Keduanya nampak semakin panik karena Pak Bakhil hampir dapat mengejar mereka. Dia hanya beberapa langkah di belakang Udin. Tak henti-hentinya dia menebas-nebaskan goloknya kearah semak-semak yang menghalanginya sambil terus mengeluarkan kata-kata ancaman kepada kedua anak itu.
“Auw!” tiba-tiba terdengar jeritan Udin.
Udin jatuh tertelungkup. Mamat langsung menghentikan larinya dan menoleh ke belakang.
“Cepat bangun Din!” teriak Mamat.
Udin tidak mampu menjawab. Dia hanya mengerang. Mamat berbalik dan mendekati Udin yang mengaduh kesakitan sambil memegang perutnya.
“Kena kalian sekarang yah. Mau lari kemana kalian?” kata Pak Blkhil senang.

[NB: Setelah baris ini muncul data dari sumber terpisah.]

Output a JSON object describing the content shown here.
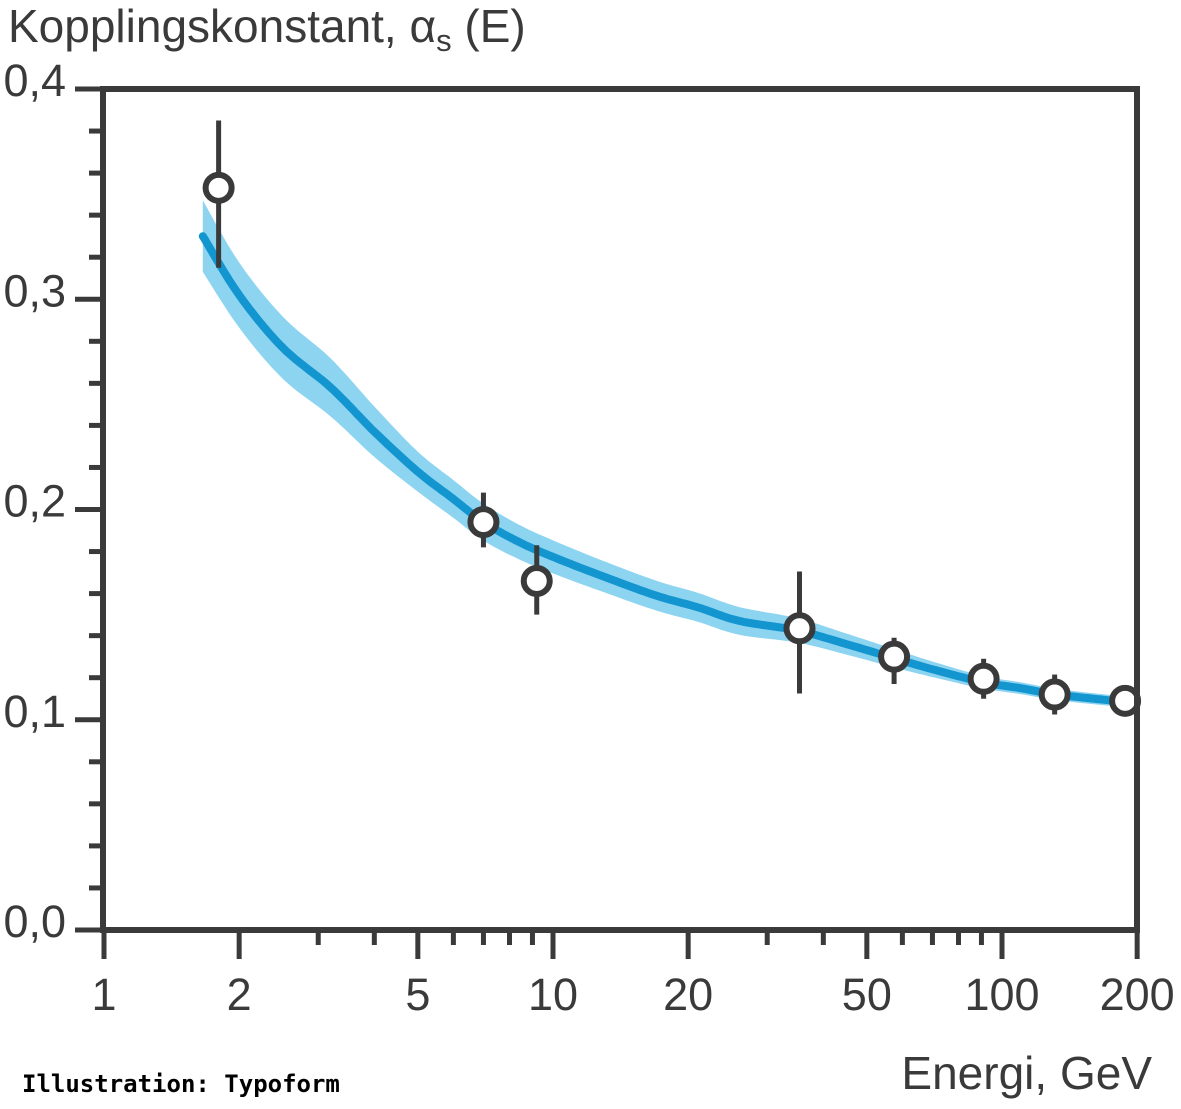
{
  "title": {
    "prefix": "Kopplingskonstant, ",
    "symbol": "α",
    "subscript": "s",
    "suffix": " (E)"
  },
  "credit": "Illustration: Typoform",
  "x_axis": {
    "label": "Energi, GeV",
    "scale": "log",
    "major_ticks": [
      1,
      2,
      5,
      10,
      20,
      50,
      100,
      200
    ],
    "major_labels": [
      "1",
      "2",
      "5",
      "10",
      "20",
      "50",
      "100",
      "200"
    ],
    "minor_ticks": [
      3,
      4,
      6,
      7,
      8,
      9,
      30,
      40,
      60,
      70,
      80,
      90
    ],
    "range": [
      1,
      200
    ]
  },
  "y_axis": {
    "major_ticks": [
      0.0,
      0.1,
      0.2,
      0.3,
      0.4
    ],
    "major_labels": [
      "0,0",
      "0,1",
      "0,2",
      "0,3",
      "0,4"
    ],
    "minor_step": 0.02,
    "range": [
      0.0,
      0.4
    ]
  },
  "colors": {
    "ink": "#3a3a3a",
    "band": "#8dd4f1",
    "curve": "#1395d0",
    "marker_fill": "#ffffff",
    "background": "#ffffff",
    "credit_ink": "#000000"
  },
  "chart_data": {
    "type": "line",
    "title": "Kopplingskonstant, α_s (E)",
    "xlabel": "Energi, GeV",
    "ylabel": "Kopplingskonstant α_s",
    "x_scale": "log",
    "xlim": [
      1,
      200
    ],
    "ylim": [
      0.0,
      0.4
    ],
    "grid": false,
    "legend": false,
    "x_major_ticks": [
      1,
      2,
      5,
      10,
      20,
      50,
      100,
      200
    ],
    "y_major_ticks": [
      0.0,
      0.1,
      0.2,
      0.3,
      0.4
    ],
    "series": [
      {
        "name": "theory-curve-with-uncertainty-band",
        "type": "line",
        "E": [
          1.66,
          2.0,
          2.5,
          3.2,
          4.0,
          5.0,
          6.0,
          7.0,
          8.5,
          10.4,
          13,
          17,
          21,
          26,
          35,
          45,
          57,
          70,
          91,
          110,
          130,
          160,
          195
        ],
        "alpha_s": [
          0.33,
          0.302,
          0.277,
          0.258,
          0.237,
          0.218,
          0.205,
          0.194,
          0.184,
          0.176,
          0.168,
          0.159,
          0.1535,
          0.147,
          0.1425,
          0.136,
          0.1295,
          0.124,
          0.1178,
          0.115,
          0.1122,
          0.11,
          0.1082
        ],
        "band_halfwidth": [
          0.017,
          0.0155,
          0.0148,
          0.0138,
          0.012,
          0.0095,
          0.009,
          0.0088,
          0.0082,
          0.0078,
          0.0074,
          0.0071,
          0.0069,
          0.0066,
          0.0058,
          0.005,
          0.0044,
          0.0037,
          0.003,
          0.0028,
          0.0027,
          0.0026,
          0.0025
        ]
      },
      {
        "name": "measured-points",
        "type": "scatter",
        "points": [
          {
            "E": 1.8,
            "alpha_s": 0.353,
            "err_plus": 0.032,
            "err_minus": 0.038
          },
          {
            "E": 7.0,
            "alpha_s": 0.194,
            "err_plus": 0.014,
            "err_minus": 0.012
          },
          {
            "E": 9.2,
            "alpha_s": 0.166,
            "err_plus": 0.017,
            "err_minus": 0.016
          },
          {
            "E": 35.4,
            "alpha_s": 0.1435,
            "err_plus": 0.027,
            "err_minus": 0.031
          },
          {
            "E": 57.5,
            "alpha_s": 0.13,
            "err_plus": 0.009,
            "err_minus": 0.013
          },
          {
            "E": 91.0,
            "alpha_s": 0.1195,
            "err_plus": 0.0095,
            "err_minus": 0.0095
          },
          {
            "E": 131.0,
            "alpha_s": 0.112,
            "err_plus": 0.0095,
            "err_minus": 0.0095
          },
          {
            "E": 188.0,
            "alpha_s": 0.109,
            "err_plus": 0.007,
            "err_minus": 0.007
          }
        ]
      }
    ]
  }
}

Mamat nampak khawatir melihat kondisi Udin. Tanpa menghiraukan kehadiran Pak Bakhil, Mamat lalu membalikkan tubuh Udin. Kini Udin terlentang.
“Udin!” jerit Mamat.
Dia sangat terkejut melihat dada Udin yang berlumuran darah. Sebatang ranting nampak menancap  tepat di dadanya. Pak  Bakhil juga  terkejut melihat pemandangan yang mengerikan itu. Dia nampak kebingungan.
*****
Kampung geger. Nyawa Udin tidak tertolong. Dia meninggal dalam perjalanan ke rumah sakit. Penduduk melampiaskan kemarahannya pada Pak Bakhil. Mereka beramai-ramai mendatangi rumah Pak Bakhil. Mereka mengobrak abrik rumah Pak Bakhil. Bahkan beberapa orang yang tidak bertanggung jawab menjarah isi rumah itu. Keluarga Pak Bakhil sudah diungsikan ke balai desa. Sementara Pak Bakhil sendiri sudah diamankan pihak kepolisian. Aparat desa dan juga kepolisian tidak mampu membendung kemarahan penduduk yang memang sudah sangat membenci Pak Bakhil karena kekikirannya.
Tidak hanya sampai disitu. Penduduk yang sudah dilanda kemarahan itu kemudian menghancurkan sawah dan kebuh milik Pak Bakhil. Mereka juga kemudian menjarah semua tanaman yang sudah siap panen. Habis sudah hasil kebun dan sawah Pak Bakhil. Tidak ada yang tersisa.
*****
            “Sekarang saya sadar Pak Ustadz,” kata Pak Bakhil ketika Pak Ustadz Hasan menjenguknya di ruang tahanan polisi.
            “Syukur alhamdulillah. Allah telah membuka pintu hati Bapak,” kata Ustadz Hasan.
            Pak Bakhil memang berubah. Sebagai bukti rasa tanggung jawabnya atas kematian Udin, Pak Bakhil memberikan sebidang tanah yang cukup luas kepada Pak Karna agar Pak Karna  dapat mengolah lahan itu sehingga dia dapat memenuhi kebutuhannya.
            “Setelah keluar dari penjara nanti, saya akan menunaikan ibadah haji,” ujar Pah Bakhil kemudian.
            Ustadz Hasan tersenyum lega.
Serpong, 15 September 1998

TAMAT
Cerpen ini ditulis berdasarkan kisah nyata yang menimpa sebuah keluarga miskin di sebuah daerah terpencil di Tangerang, Banten dan didedikasikan buat mereka.